1864 – At New Market, Virginia, students from the Virginia Military Institute fight alongside the Confederate army to force Union General Franz Sigel and his troops out of the Shenandoah Valley.

1896 – A massive tornado strikes Sherman, Texas, destroying 50 homes and killing 73 people.

1905 – The city of Las Vegas is founded in Nevada.

1911 – In the case of Standard Oil Co. of New Jersey v. United States, the Supreme Court declares Standard Oil to be an “unreasonable” monopoly under the Sherman Antitrust Act and orders the company to be broken up

1929 – A fire in the nitrocellulose based X-ray film stock stored in the basement at the Crile Cleveland Clinic in Cleveland, Ohio kills 125 people.

1940 – Richard and Maurice McDonald open the first McDonald’s restaurant.

1941 – New York Yankees Center Fielder Joe DiMaggio begins a never yet broken, Major League record, of a streak of making at least one base hit in 56 games straight.

1942 – The Women’s Army Auxiliary Corps (WAAC) act is signed into law.

1948 – President Harry Truman becomes the first world leader to recognize the State of  Israel.
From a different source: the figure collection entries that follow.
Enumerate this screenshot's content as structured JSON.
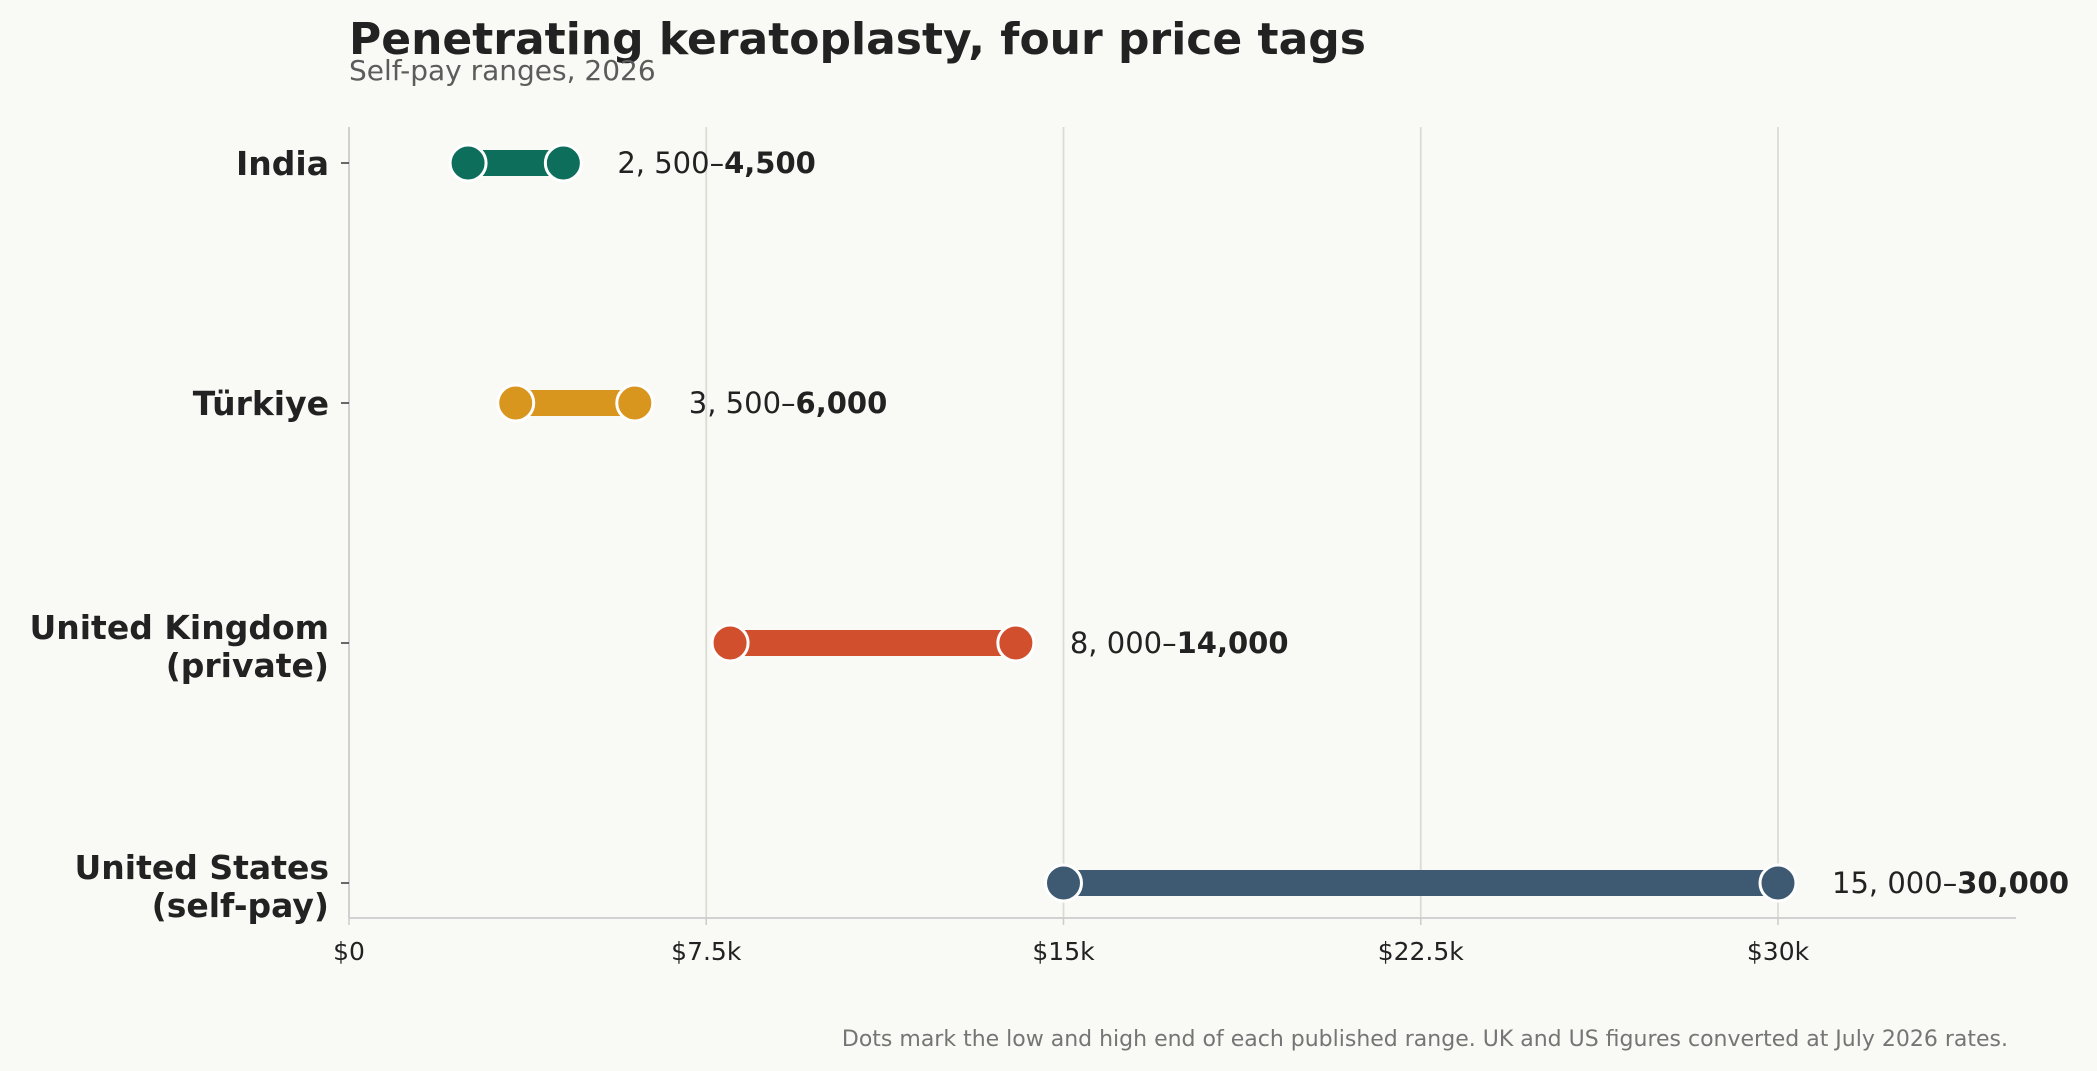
{
  "chart_data": {
    "type": "dumbbell",
    "title": "Penetrating keratoplasty, four price tags",
    "subtitle": "Self-pay ranges, 2026",
    "xlim": [
      0,
      35000
    ],
    "x_ticks": [
      {
        "value": 0,
        "label": "$0"
      },
      {
        "value": 7500,
        "label": "$7.5k"
      },
      {
        "value": 15000,
        "label": "$15k"
      },
      {
        "value": 22500,
        "label": "$22.5k"
      },
      {
        "value": 30000,
        "label": "$30k"
      }
    ],
    "grid": "vertical",
    "series": [
      {
        "category": "India",
        "low": 2500,
        "high": 4500,
        "low_label": "2, 500–",
        "high_label": "4,500",
        "color": "#0e6e5c"
      },
      {
        "category": "Türkiye",
        "low": 3500,
        "high": 6000,
        "low_label": "3, 500–",
        "high_label": "6,000",
        "color": "#d9961e"
      },
      {
        "category": "United Kingdom\n(private)",
        "low": 8000,
        "high": 14000,
        "low_label": "8, 000–",
        "high_label": "14,000",
        "color": "#d24f2e"
      },
      {
        "category": "United States\n(self-pay)",
        "low": 15000,
        "high": 30000,
        "low_label": "15, 000–",
        "high_label": "30,000",
        "color": "#3e5a73"
      }
    ],
    "footnote": "Dots mark the low and high end of each published range. UK and US figures converted at July 2026 rates."
  }
}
1957 – Evangelist Billy Graham launches his “crusade” in front of 18,000 people at Madison Square Garden in NYC

1963 – Project Mercury ends with the launch of Mercury-Atlas 9 with astronaut Gordon Cooper on board the capsule Faith 7. He becomes the first American to spend more than a day in space, and the last American to go into space alone.

1968 – A tornado strikes Jonesboro Arkansas, killing 33 people.
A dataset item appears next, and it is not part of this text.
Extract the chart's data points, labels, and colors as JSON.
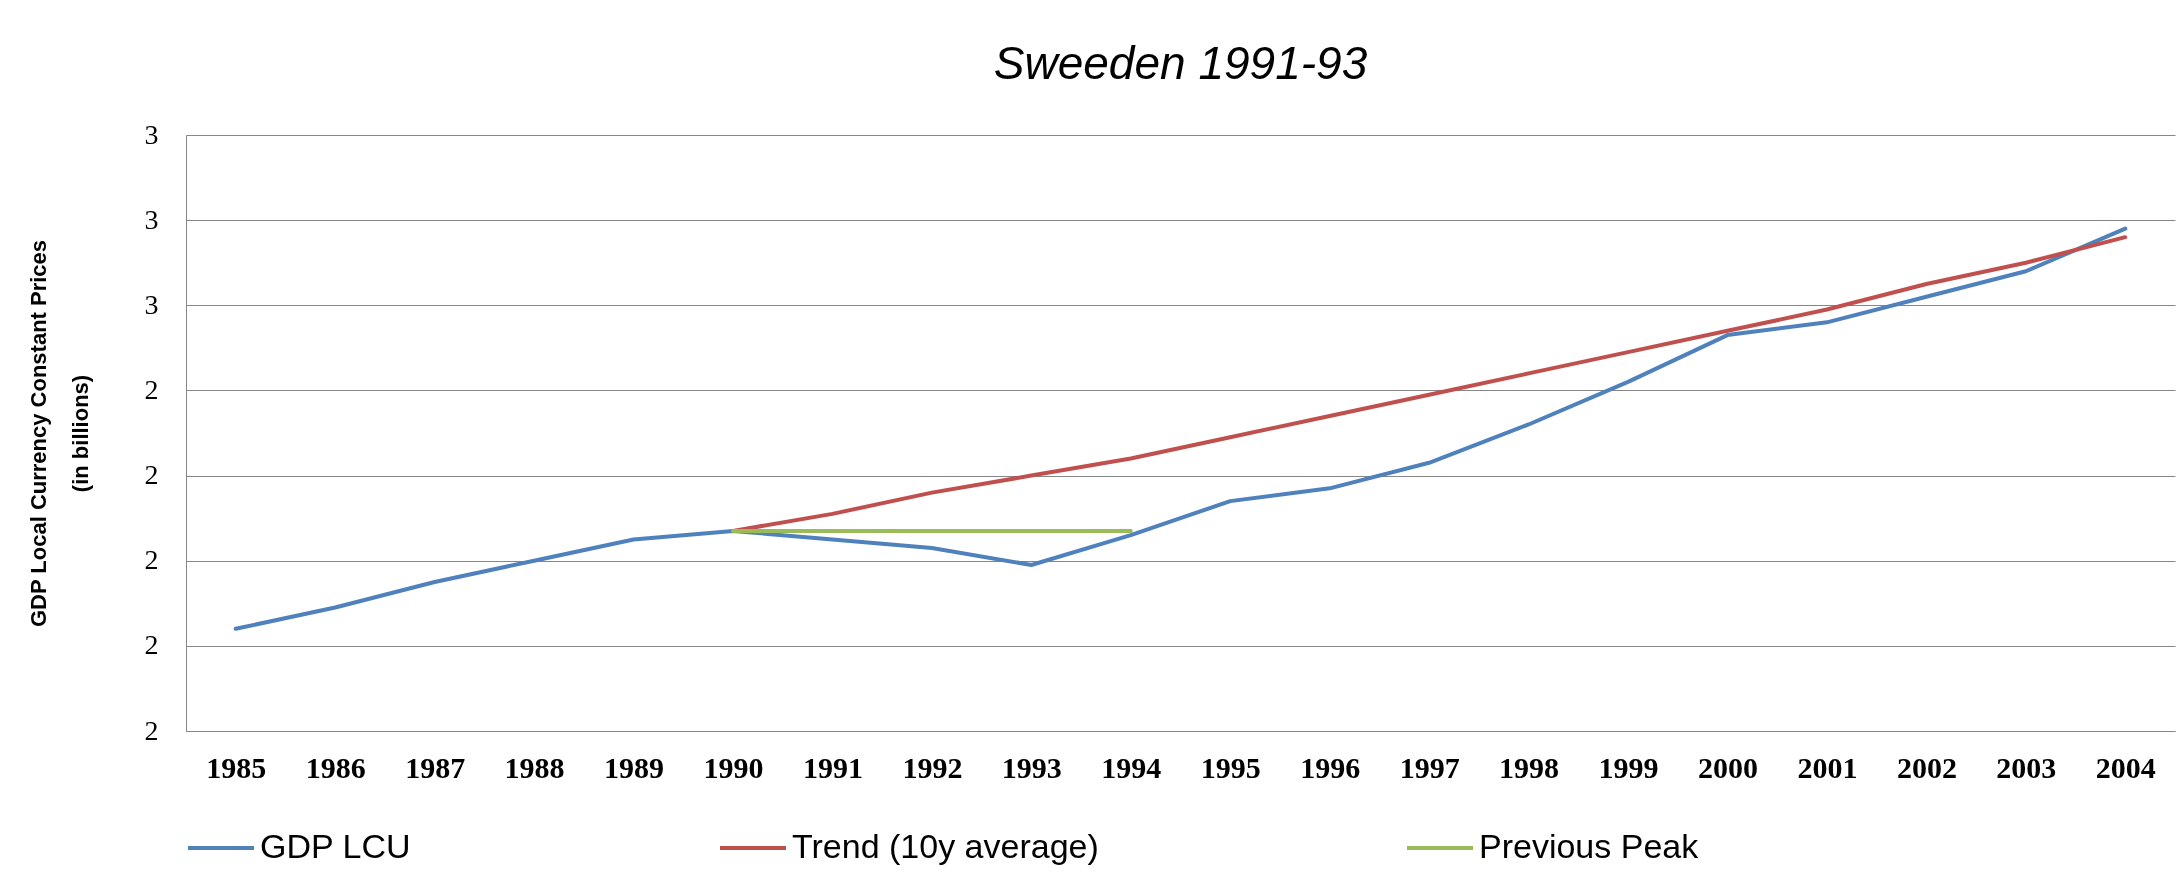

1970 – President Nixon appoints Anna Mae Hays and Elizabeth P. Hoisington as the first female United States Army Brigadier General Officers.
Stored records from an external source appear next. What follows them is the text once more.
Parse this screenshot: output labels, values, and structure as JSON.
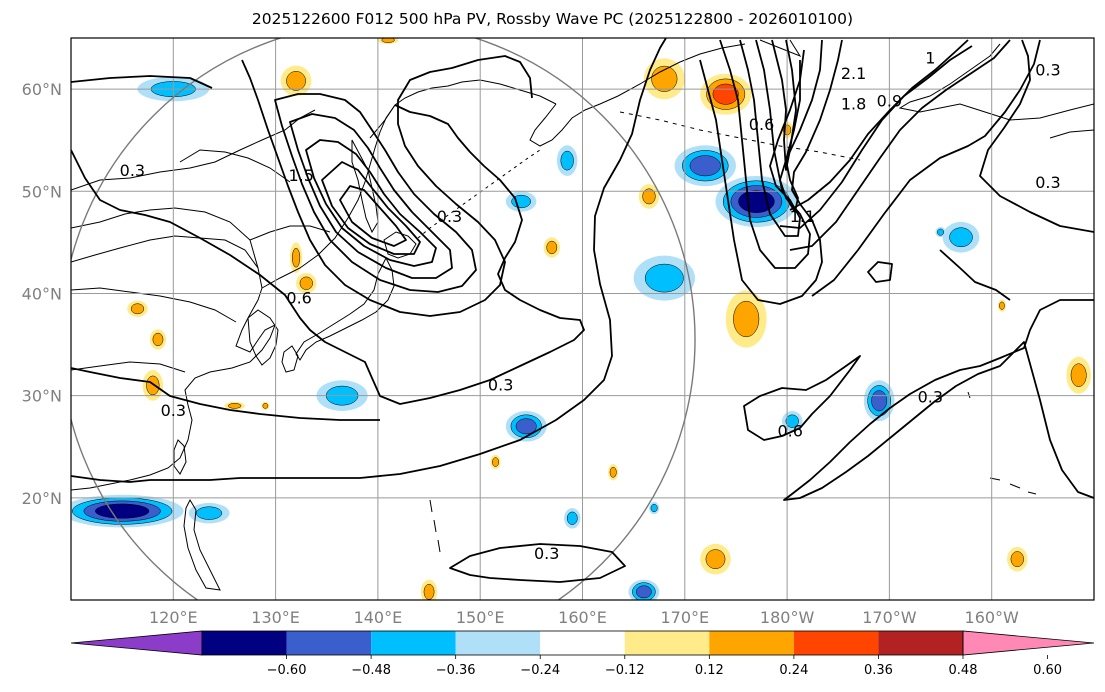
{
  "title": "2025122600 F012 500 hPa PV, Rossby Wave PC (2025122800 - 2026010100)",
  "map": {
    "lon_range": [
      110,
      210
    ],
    "lat_range": [
      10,
      65
    ],
    "lat_labels": [
      "20°N",
      "30°N",
      "40°N",
      "50°N",
      "60°N"
    ],
    "lat_values": [
      20,
      30,
      40,
      50,
      60
    ],
    "lon_labels": [
      "120°E",
      "130°E",
      "140°E",
      "150°E",
      "160°E",
      "170°E",
      "180°W",
      "170°W",
      "160°W"
    ],
    "lon_values": [
      120,
      130,
      140,
      150,
      160,
      170,
      180,
      190,
      200
    ],
    "gridlines": true,
    "circle": {
      "center_lon": 140,
      "center_lat": 35.5,
      "radius_deg": 31
    },
    "contour_labels": [
      {
        "text": "0.3",
        "lon": 116,
        "lat": 52
      },
      {
        "text": "1.5",
        "lon": 132.5,
        "lat": 51.5
      },
      {
        "text": "0.3",
        "lon": 147,
        "lat": 47.5
      },
      {
        "text": "0.6",
        "lon": 132.3,
        "lat": 39.5
      },
      {
        "text": "0.3",
        "lon": 120,
        "lat": 28.5
      },
      {
        "text": "0.3",
        "lon": 152,
        "lat": 31
      },
      {
        "text": "0.3",
        "lon": 156.5,
        "lat": 14.5
      },
      {
        "text": "2.1",
        "lon": 186.5,
        "lat": 61.5
      },
      {
        "text": "1.8",
        "lon": 186.5,
        "lat": 58.5
      },
      {
        "text": "0.9",
        "lon": 190,
        "lat": 58.8
      },
      {
        "text": "0.6",
        "lon": 177.5,
        "lat": 56.5
      },
      {
        "text": "1",
        "lon": 194,
        "lat": 63
      },
      {
        "text": "0.3",
        "lon": 205.5,
        "lat": 61.8
      },
      {
        "text": "0.3",
        "lon": 205.5,
        "lat": 50.8
      },
      {
        "text": "1.1",
        "lon": 181.5,
        "lat": 47.5
      },
      {
        "text": "0.6",
        "lon": 180.3,
        "lat": 26.5
      },
      {
        "text": "0.3",
        "lon": 194,
        "lat": 29.8
      }
    ]
  },
  "colorbar": {
    "colors": [
      "#8b3cc8",
      "#000080",
      "#3a5fcd",
      "#00bfff",
      "#b0e0f8",
      "#ffffff",
      "#ffeb8a",
      "#ffa500",
      "#ff4500",
      "#b22222",
      "#ff88b4"
    ],
    "tick_labels": [
      "−0.60",
      "−0.48",
      "−0.36",
      "−0.24",
      "−0.12",
      "0.12",
      "0.24",
      "0.36",
      "0.48",
      "0.60"
    ]
  },
  "anomalies": [
    {
      "lon": 120,
      "lat": 60,
      "rx": 3.5,
      "ry": 1.2,
      "v": -0.3
    },
    {
      "lon": 132,
      "lat": 60.8,
      "rx": 1.5,
      "ry": 1.5,
      "v": 0.32
    },
    {
      "lon": 115,
      "lat": 18.7,
      "rx": 6,
      "ry": 1.6,
      "v": -0.5
    },
    {
      "lon": 123.5,
      "lat": 18.5,
      "rx": 2,
      "ry": 1,
      "v": -0.26
    },
    {
      "lon": 136.5,
      "lat": 30,
      "rx": 2.5,
      "ry": 1.5,
      "v": -0.28
    },
    {
      "lon": 154.5,
      "lat": 27,
      "rx": 2,
      "ry": 1.5,
      "v": -0.38
    },
    {
      "lon": 158.5,
      "lat": 53,
      "rx": 1,
      "ry": 1.5,
      "v": -0.25
    },
    {
      "lon": 154,
      "lat": 49,
      "rx": 1.5,
      "ry": 1,
      "v": -0.25
    },
    {
      "lon": 168,
      "lat": 41.5,
      "rx": 3,
      "ry": 2.2,
      "v": -0.3
    },
    {
      "lon": 172,
      "lat": 52.5,
      "rx": 3,
      "ry": 2,
      "v": -0.36
    },
    {
      "lon": 177,
      "lat": 49,
      "rx": 4,
      "ry": 2.5,
      "v": -0.5
    },
    {
      "lon": 168,
      "lat": 61,
      "rx": 2,
      "ry": 2,
      "v": 0.35
    },
    {
      "lon": 174,
      "lat": 59.5,
      "rx": 2.5,
      "ry": 2,
      "v": 0.42
    },
    {
      "lon": 176,
      "lat": 37.5,
      "rx": 2,
      "ry": 2.8,
      "v": 0.32
    },
    {
      "lon": 197,
      "lat": 45.5,
      "rx": 1.8,
      "ry": 1.5,
      "v": -0.28
    },
    {
      "lon": 189,
      "lat": 29.5,
      "rx": 1.5,
      "ry": 2,
      "v": -0.38
    },
    {
      "lon": 180.5,
      "lat": 27.5,
      "rx": 1,
      "ry": 1,
      "v": -0.3
    },
    {
      "lon": 173,
      "lat": 14,
      "rx": 1.5,
      "ry": 1.5,
      "v": 0.35
    },
    {
      "lon": 166,
      "lat": 10.8,
      "rx": 1.5,
      "ry": 1.2,
      "v": -0.45
    },
    {
      "lon": 159,
      "lat": 18,
      "rx": 0.8,
      "ry": 1,
      "v": -0.26
    },
    {
      "lon": 167,
      "lat": 19,
      "rx": 0.5,
      "ry": 0.6,
      "v": -0.25
    },
    {
      "lon": 166.5,
      "lat": 49.5,
      "rx": 1,
      "ry": 1.2,
      "v": 0.28
    },
    {
      "lon": 157,
      "lat": 44.5,
      "rx": 0.8,
      "ry": 1,
      "v": 0.28
    },
    {
      "lon": 132,
      "lat": 43.5,
      "rx": 0.6,
      "ry": 1.5,
      "v": 0.28
    },
    {
      "lon": 133,
      "lat": 41,
      "rx": 1,
      "ry": 1,
      "v": 0.28
    },
    {
      "lon": 116.5,
      "lat": 38.5,
      "rx": 1,
      "ry": 0.8,
      "v": 0.26
    },
    {
      "lon": 118.5,
      "lat": 35.5,
      "rx": 0.8,
      "ry": 1,
      "v": 0.26
    },
    {
      "lon": 118,
      "lat": 31,
      "rx": 1,
      "ry": 1.5,
      "v": 0.27
    },
    {
      "lon": 126,
      "lat": 29,
      "rx": 1,
      "ry": 0.4,
      "v": 0.24
    },
    {
      "lon": 129,
      "lat": 29,
      "rx": 0.4,
      "ry": 0.4,
      "v": 0.24
    },
    {
      "lon": 151.5,
      "lat": 23.5,
      "rx": 0.5,
      "ry": 0.7,
      "v": 0.26
    },
    {
      "lon": 163,
      "lat": 22.5,
      "rx": 0.5,
      "ry": 0.8,
      "v": 0.26
    },
    {
      "lon": 145,
      "lat": 10.8,
      "rx": 0.8,
      "ry": 1.2,
      "v": 0.28
    },
    {
      "lon": 195,
      "lat": 46,
      "rx": 0.5,
      "ry": 0.5,
      "v": -0.25
    },
    {
      "lon": 180,
      "lat": 56,
      "rx": 0.6,
      "ry": 0.8,
      "v": 0.26
    },
    {
      "lon": 202.5,
      "lat": 14,
      "rx": 1,
      "ry": 1.2,
      "v": 0.3
    },
    {
      "lon": 208.5,
      "lat": 32,
      "rx": 1.2,
      "ry": 1.8,
      "v": 0.3
    },
    {
      "lon": 201,
      "lat": 38.8,
      "rx": 0.4,
      "ry": 0.6,
      "v": 0.25
    },
    {
      "lon": 141,
      "lat": 64.8,
      "rx": 1,
      "ry": 0.4,
      "v": 0.24
    }
  ]
}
1972 – Okinawa and the rest of the Ryukyu Islands, under U.S. military governance since 1945, revert to Japanese control.

1974 – Terrorists of the Democratic Front for the Liberation of Palestine attack and take hostages at the Netiv Meir Elementary School in Ma’alot Israel, killing 31 people including 22 schoolchildren and wounding 68 more.

1988 – The Soviet Army begins to withdraw 115,000 troops from Afghanistan after occupying the country for 9 years.

1997 – Shuttle Atlantis launches on mission STS-84 to dock with the Russian space station Mir.

2001 – CSX Transportation EMD SD40-2 locomotive #8888 rolls out of Stanley train yard in Walbridge, Ohio, with 47 freight cars attached, after its engineer fails to reboard it after setting a yard switch. It travels south, driverless for 66 miles until it was brought to a halt near Kenton, Ohio. The incident becoming the inspiration for the 2010 film Unstoppable.

2010 – Australian Jessica Watson becomes the youngest person to sail, non-stop and unassisted around the world solo.

2019 – The U.S. birthrate statistics for 2018 are released, showing the lowest rate in 32 years.